Two Arts and Letters Faculty Win Christianity Today Book Awards

Author: Chris Milazzo

Two professors in the University of Notre Dame’s College of Arts and Letters were awarded 2013 book awards by Christianity Today. The magazine reviewed more than 450 entries to determine the best new book in each of 10 categories.

ust and Unjust Peace: An Ethic of Political Reconciliation

Daniel Philpott, associate professor of political science and peace studies at Notre Dame and a faculty member in the University’s Kroc Institute for International Peace Studies, won in the Missions/Global Affairs category for Just and Unjust Peace: An Ethic of Political Reconciliation (Oxford University Press).

Philpott specializes in international relations and political theory, as well as religion and global politics. He drew upon two decades of activist work in central Africa and Kashmir to write the book, which makes the case for reconciliation as a route to justice and lasting peace after violent conflict. One of the most dramatic and interesting practices of reconciliation, he argues, is forgiveness.
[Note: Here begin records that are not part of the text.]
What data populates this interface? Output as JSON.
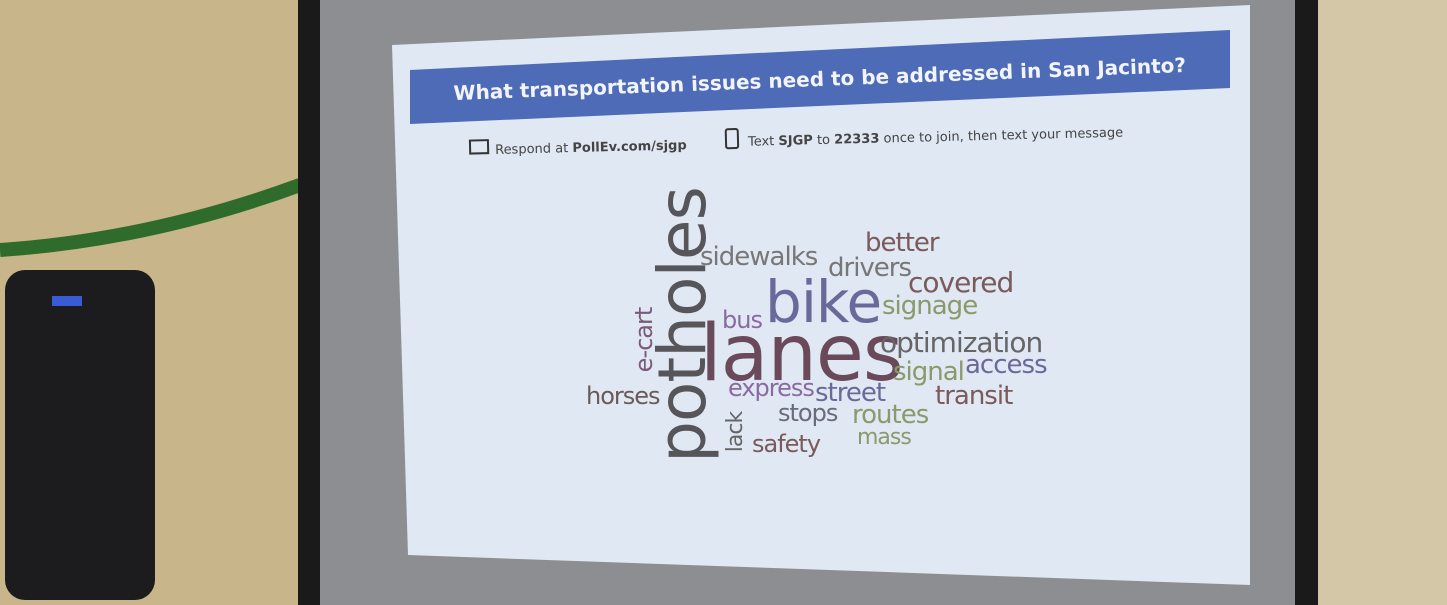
{
  "slide": {
    "title": "What transportation issues need to be addressed in San Jacinto?",
    "respond": [
      "Respond at",
      "PollEv.com/sjgp"
    ],
    "text": [
      "Text",
      "SJGP",
      "to",
      "22333",
      "once to join, then text your message"
    ],
    "words": [
      "potholes",
      "e-cart",
      "lack",
      "sidewalks",
      "better",
      "drivers",
      "bike",
      "covered",
      "signage",
      "bus",
      "lanes",
      "optimization",
      "signal",
      "access",
      "horses",
      "express",
      "street",
      "transit",
      "stops",
      "routes",
      "safety",
      "mass"
    ]
  }
}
Just and Unjust Peace offers “new hope for solving one of humanity’s most intractable problems,” the magazine says.

“I am humbled by this award as well as grateful,” Philpott says, “because it gives visibility to the message that I want to convey through the book: the possibility of reconciliation following some of the darkest imaginable injustices. I’m honored to be recognized by Christianity Today in particular, since the Christian sources of reconciliation are an essential dimension of the book.”

Where the Conflict Really Lies: Science, Religion, and Naturalism

In the Apologetics/Evangelism category, renowned Notre Dame philosopher Alvin Plantinga won for his book Where the Conflict Really Lies: Science, Religion, and Naturalism (Oxford University Press).
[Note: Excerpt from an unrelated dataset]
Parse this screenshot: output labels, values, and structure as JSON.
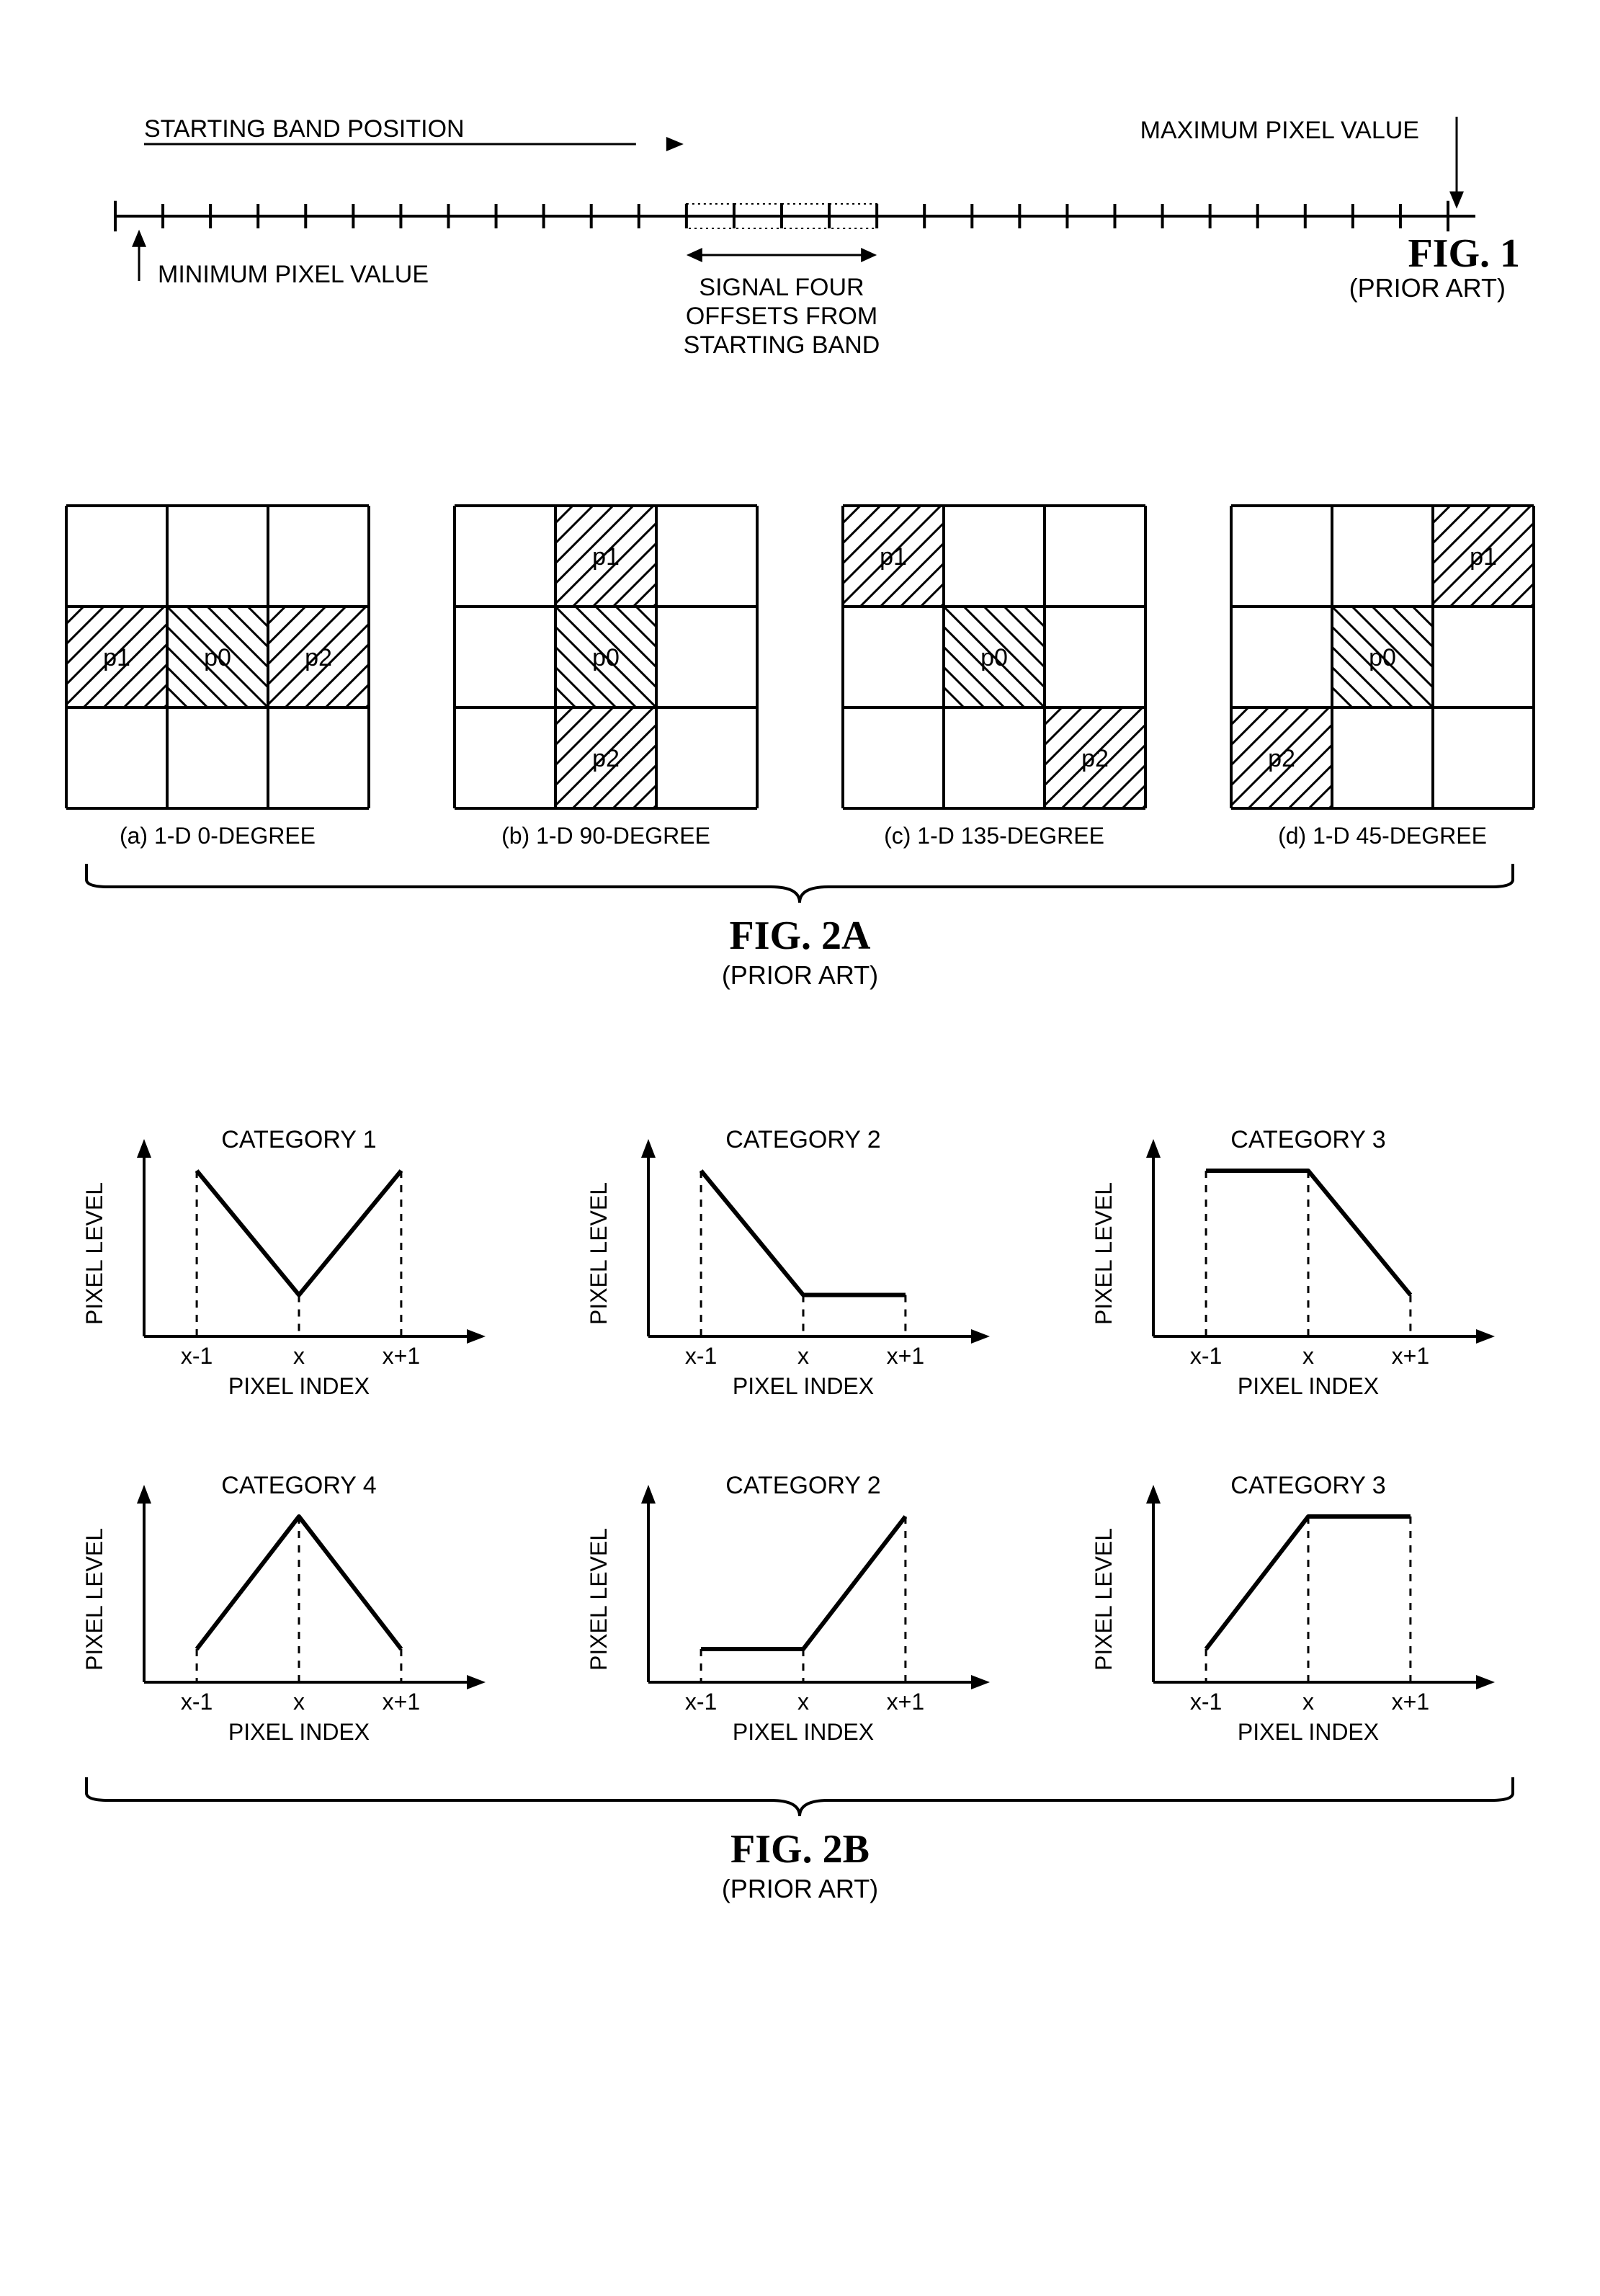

Plantinga, John A. O’Brien Professor emeritus in the Department of Philosophy, says he was delighted to learn that the magazine had selected his latest work as one of the best books of the year. “Their endorsement is certainly significant,” he says.
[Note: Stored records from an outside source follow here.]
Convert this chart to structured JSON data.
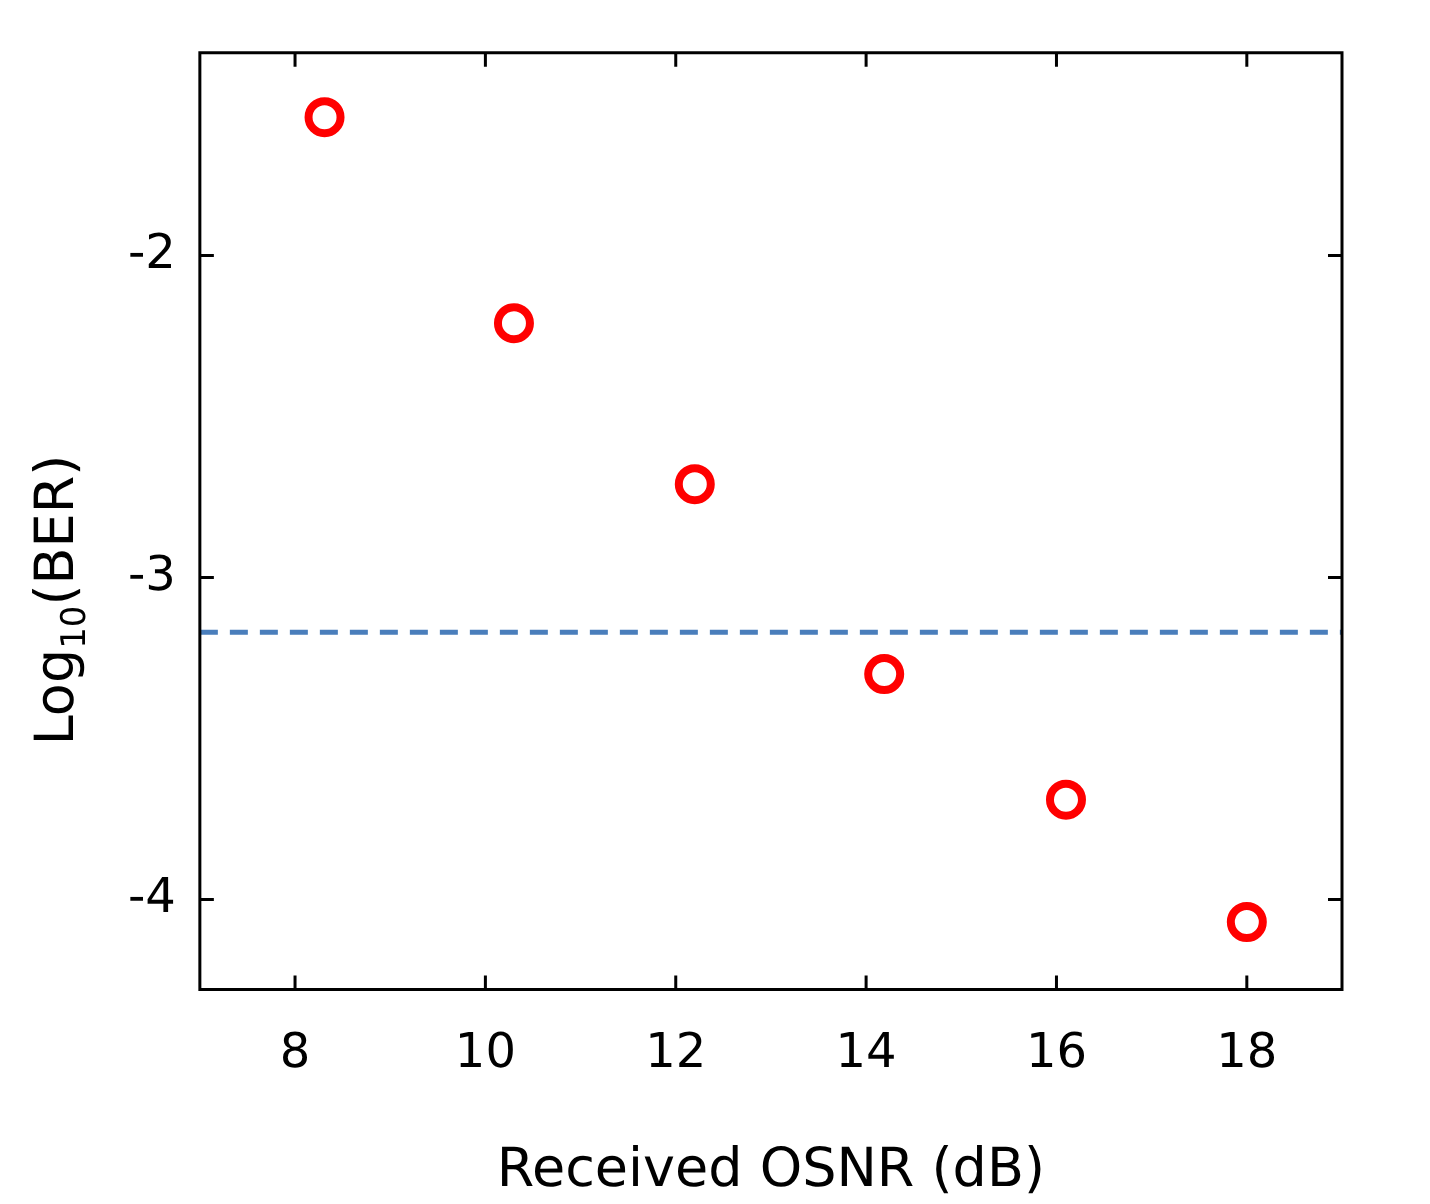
{
  "chart_data": {
    "type": "scatter",
    "xlabel": "Received OSNR (dB)",
    "ylabel": "Log$_{10}$(BER)",
    "x": [
      8.31,
      10.3,
      12.2,
      14.19,
      16.1,
      18.0
    ],
    "series": [
      {
        "color": "#ff0000",
        "values": [
          -1.57,
          -2.21,
          -2.71,
          -3.3,
          -3.69,
          -4.07
        ]
      }
    ],
    "xlim": [
      7,
      19
    ],
    "xticks": [
      8,
      10,
      12,
      14,
      16,
      18
    ],
    "ylim": [
      -4.28,
      -1.37
    ],
    "yticks": [
      -2,
      -3,
      -4
    ],
    "ref_lines": [
      {
        "axis": "y",
        "value": -3.17,
        "color": "#4a7ebb",
        "line_style": "dashed"
      }
    ],
    "marker": "circle",
    "grid": false,
    "legend": false
  }
}
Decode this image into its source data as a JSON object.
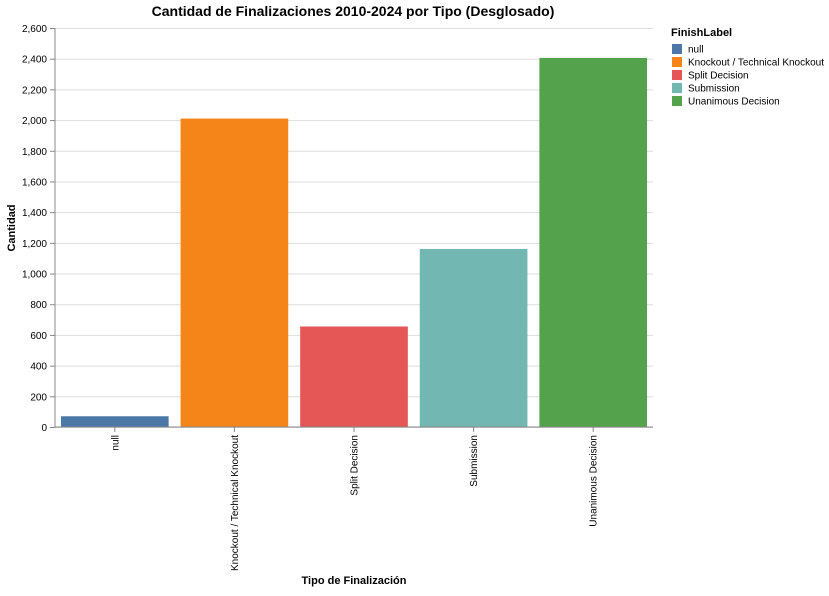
{
  "chart_data": {
    "type": "bar",
    "title": "Cantidad de Finalizaciones 2010-2024 por Tipo (Desglosado)",
    "xlabel": "Tipo de Finalización",
    "ylabel": "Cantidad",
    "categories": [
      "null",
      "Knockout / Technical Knockout",
      "Split Decision",
      "Submission",
      "Unanimous Decision"
    ],
    "values": [
      70,
      2010,
      655,
      1160,
      2405
    ],
    "colors": [
      "#4c78a8",
      "#f58518",
      "#e45756",
      "#72b7b2",
      "#54a24b"
    ],
    "ylim": [
      0,
      2600
    ],
    "yticks": [
      0,
      200,
      400,
      600,
      800,
      1000,
      1200,
      1400,
      1600,
      1800,
      2000,
      2200,
      2400,
      2600
    ],
    "ytick_labels": [
      "0",
      "200",
      "400",
      "600",
      "800",
      "1,000",
      "1,200",
      "1,400",
      "1,600",
      "1,800",
      "2,000",
      "2,200",
      "2,400",
      "2,600"
    ],
    "grid": true,
    "legend": {
      "title": "FinishLabel",
      "position": "right",
      "entries": [
        "null",
        "Knockout / Technical Knockout",
        "Split Decision",
        "Submission",
        "Unanimous Decision"
      ]
    }
  }
}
Where the Conflict Really Lies explores the compatibility of science and religion, arguing that the supposed conflict between the two fields of study is superficial. Instead, science and religion offer two different forms of discourse that attempt to speak to the same “truth.”

“This book offers top-notch scholarship to pit against the very best arguments of contemporary atheism, as well as to clarify what truly is at stake in the battles orthodoxy faces in science, biblical studies, philosophy, and more,” Christianity Today says.

“A tour de force by one of our era’s great philosophers.”